Yeryüzü üzerinde yağmur kırk gün kırk gece sürecekti. Noah – oğulları Şem, Ham ve Yefet; eşi ve üç gelini de yanlarında olmak üzere – gemiye tam olarak o günde girdi. Onlar ve her türde vahşi hayvan, her türde çiftlik hayvanı, yeryüzü üzerinde hareket eden her türde toprak hayvanı ve her türdeki uçucular – her kuş [ve] her kanatlı [gemiye girdiler]. Yaşam nefesine sahip her vücuttan [hayvanlar], ikişer ikişer Noah’a, gemiye geldiler. Gelenler, Tanrı’nın ona [Noah’a] emretmiş olduğu gibi, erkek ve dişi olarak geldiler. [Ardından] Tanrı onu [Noah’ı] içeriye kapadı.

 

Yukarıda bahsettiğimiz gibi, yağmur 17 Heşvan’da başlamasına rağmen 40 gün içerisine dahil edilmedi, çünkü; günün ortasına dek başlamamıştı. Tanrı’nın tufana başlamak için niçin 18 Heşvan akşamına dek beklemediği merak edilebilir.

 

Bunun iyi bir nedeni vardır. O dönemdeki günahkar kişiler hiçbir tufandan korkmadıklarını söylemişti. Eğer bir tufan olursa, gemiye binmeden önce Noah’ı öldüreceklerdi. Daha önce bahsedildiği gibi, Noah’ın gemiye girmek istememesinin bir nedeni buydu.

 

Tufan bu nedenle, “tam olarak o günde” -tam gün ışığında- başladı, böylece Noah gemiye herkesin gözü önünde binebildi.

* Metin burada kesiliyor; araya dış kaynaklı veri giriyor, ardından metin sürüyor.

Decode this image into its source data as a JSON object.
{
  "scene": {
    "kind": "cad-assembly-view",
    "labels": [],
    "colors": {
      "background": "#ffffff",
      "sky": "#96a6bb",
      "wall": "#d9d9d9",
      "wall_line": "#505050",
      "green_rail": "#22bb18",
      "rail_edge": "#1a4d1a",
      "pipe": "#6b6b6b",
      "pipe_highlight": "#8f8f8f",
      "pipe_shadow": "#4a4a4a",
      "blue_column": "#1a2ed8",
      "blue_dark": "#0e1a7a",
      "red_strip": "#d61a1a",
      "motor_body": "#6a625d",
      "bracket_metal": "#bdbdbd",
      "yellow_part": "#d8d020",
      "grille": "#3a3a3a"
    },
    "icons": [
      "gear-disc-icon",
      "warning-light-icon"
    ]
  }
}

Herkes büyük mucizeye tanık olabildi: orada çok sayıda insan olduğu halde, kimse Noah’ı engellemeye kalkışmadı.

 

Tora bu nedenle, “Noah gemiye tam olarak o günde girdi” demektedir. [İbranice’de, “tam olarak o gün” Etzem HaYom (עֶ֨צֶם הַיּ֤וֹם) terimi aynı zamanda “güpegündüz” anlamına gelir.] Eğer Noah gemiye gece binseydi, insanlar “onu görebilseydik, onu öldürecektik” diye iddia edebilirlerdi.